SAYFALAR

6 Ocak 2020 Pazartesi

40 hadiste kadının ve ailenin mümtaz yeri

Zekeriya Güler’in 4. Baskısı Rıhle Kitap’tan Ekim 2019’da çıkan 40 Hadiste Kadın ve Aile isimli eseri, Allah ve Resûlü tarafından, Câhiliye döneminde ezilmiş, horlanmış, zulüm ve sefalete terkedilmiş, hak ve hürriyetleri ellerinden alınmış kadınlara nasıl bir izzet, şeref ve haysiyet kazandırıldığını bir kez daha gözler önüne seren mütevazı bir hadis şerhi denemesidir.

Kırk Hadis (Erbâin), önsözde de ifade edildiği üzere selef ulemâsı tarafından başlatılan ve ilk asırlardan günümüze devam edegelen bir gelenek. Bu manada ilk çalışmayı tebe-i tâbiînden Abdullah b. Mübarek yapmış. İlk yedi asırda altmış dört Kırk Hadis çalışması yapılmış ve onların yarısı zamanımıza kadar gelebilmiş.

Hadis metinlerinin tercümelerinin hemen ardından, ilk sahâbî râvilerin tercüme-i halleri verilmiş. Kitap, Hz. Âişe’nin rivayet ettiği; “Allah Elçisi’nin ahlâkı Kur’an’dı” (Müslim) hadisi ile başlıyor. Açıklama bölümünde, ilgili hadisin daha iyi anlaşılmasına zemin oluşturacak ipuçları verilmiş; hadisin farklı varyantlarına işaret edilmiş. Hadisten Öğrendiklerimiz başlığı altında ise, hadisten çıkarılan dersler ve hükümler maddeler halinde sıralanmış, hadisin vermek istediği mesajın okuyucuya tam olarak sunulması için başta Nevevî, İbn Hacer el-Askalânî, Aynî ve Aliyyü’l-Kârî gibi kadim şârihler olmak üzere, muasır ilim ve fikir erbâbından da istifade edilmiş. Bu da hadislerin bütünlük içinde ele alınmasını sağlamış.

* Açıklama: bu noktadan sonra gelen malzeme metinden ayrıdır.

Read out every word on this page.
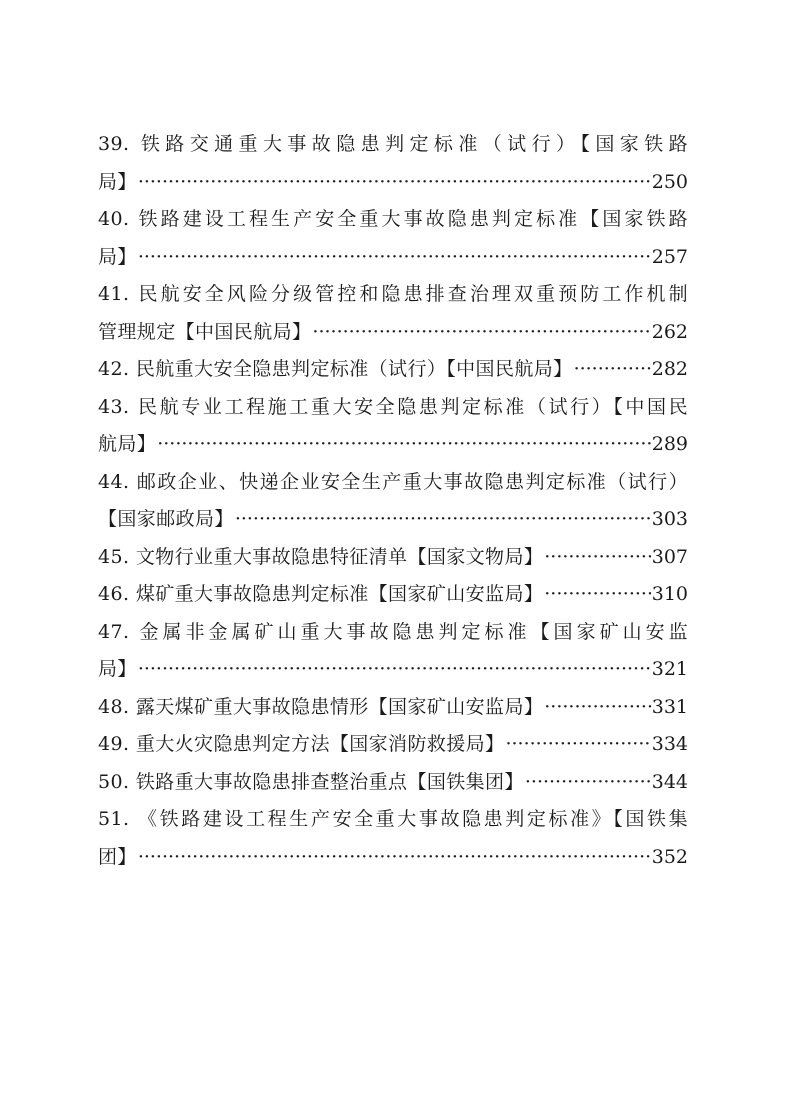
39. 铁路交通重大事故隐患判定标准（试行）【国家铁路
局】 ·····	250
40. 铁路建设工程生产安全重大事故隐患判定标准【国家铁路
局】 ·····	257
41. 民航安全风险分级管控和隐患排查治理双重预防工作机制
管理规定【中国民航局】 ·····	262
42. 民航重大安全隐患判定标准（试行）【中国民航局】 ·····	282
43. 民航专业工程施工重大安全隐患判定标准（试行）【中国民
航局】 ·····	289
44. 邮政企业、快递企业安全生产重大事故隐患判定标准（试行）
【国家邮政局】 ·····	303
45. 文物行业重大事故隐患特征清单【国家文物局】 ·····	307
46. 煤矿重大事故隐患判定标准【国家矿山安监局】 ·····	310
47. 金属非金属矿山重大事故隐患判定标准【国家矿山安监
局】 ·····	321
48. 露天煤矿重大事故隐患情形【国家矿山安监局】 ·····	331
49. 重大火灾隐患判定方法【国家消防救援局】 ·····	334
50. 铁路重大事故隐患排查整治重点【国铁集团】 ·····	344
51. 《铁路建设工程生产安全重大事故隐患判定标准》【国铁集
团】 ·····	352
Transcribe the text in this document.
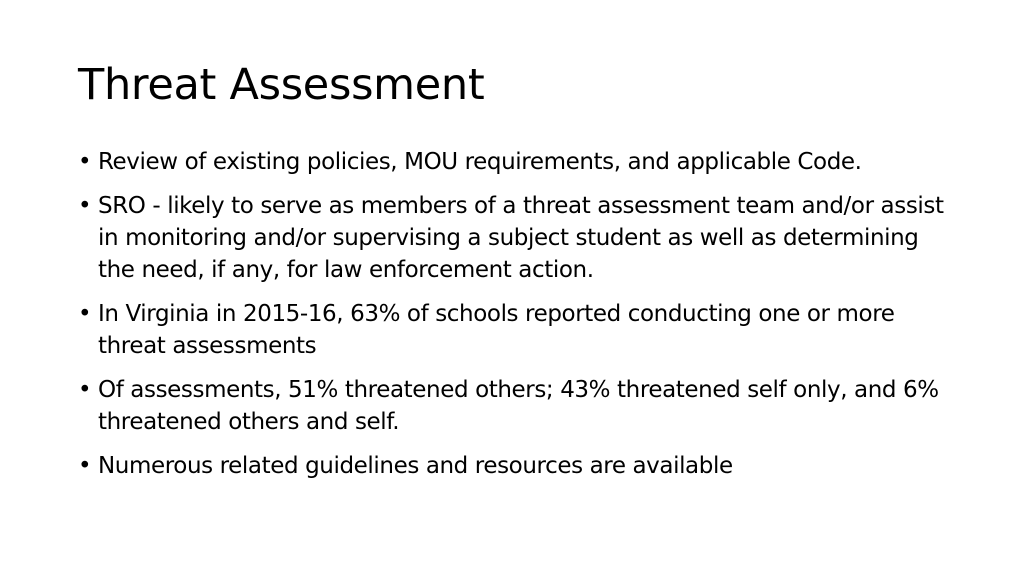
Threat Assessment
• Review of existing policies, MOU requirements, and applicable Code.
• SRO - likely to serve as members of a threat assessment team and/or assist in monitoring and/or supervising a subject student as well as determining the need, if any, for law enforcement action.
• In Virginia in 2015-16, 63% of schools reported conducting one or more threat assessments
• Of assessments, 51% threatened others; 43% threatened self only, and 6% threatened others and self.
• Numerous related guidelines and resources are available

İlk hadisin şerhi bağlamında söylenen şu sözler kanaatimce önemli: “Tarih boyunca kadınıyla erkeğiyle İslâm ümmeti, hem lafız hem de mâna itibariyle Kur’an mirasına ve emanetine sahip çıkmıştır. On yedinci asırda İstanbul’da Kur’ân-ı Kerim’i ezbere bilen dokuz bin hâfızdan üçte birini kız çocuklarının veya kadınların teşkil etmesi, bu konuda ecdadımızın azim ve kararlılığını gösteren bir tablodur. Resmi kayıtlara geçmeyenlerin hesaba katılması halinde bu sayıda artış görüleceği kesindir.

Kadın, kocası yanında iken ondan izin almadan (nafile) oruç tutamaz” ve “Erkek eşini yatağa çağırdığında gelmez de öfkeli bir şekilde yatacak olursa, o eş sabaha kadar meleklerin lânetine maruz kalır” şeklindeki hadislerin aile saadetini sağlamaya yönelik olduğu belirtildikten sonra şöyle denilmiş: “Bu neticenin tek taraflı düşünülmemesi gerekir. Eşinin hukukunu gözetmeyen gözetmeyen erkeğin de aynı şekilde yükümlü ve sorumlu olduğu bilinmelidir.” Bu hadisler genellikle kadınlara karşı erkeklerin elinde bir koz olarak görülür. Hâlbuki ilgili hadislerin muhatabı en az kadınlar kadar erkeklerdir de!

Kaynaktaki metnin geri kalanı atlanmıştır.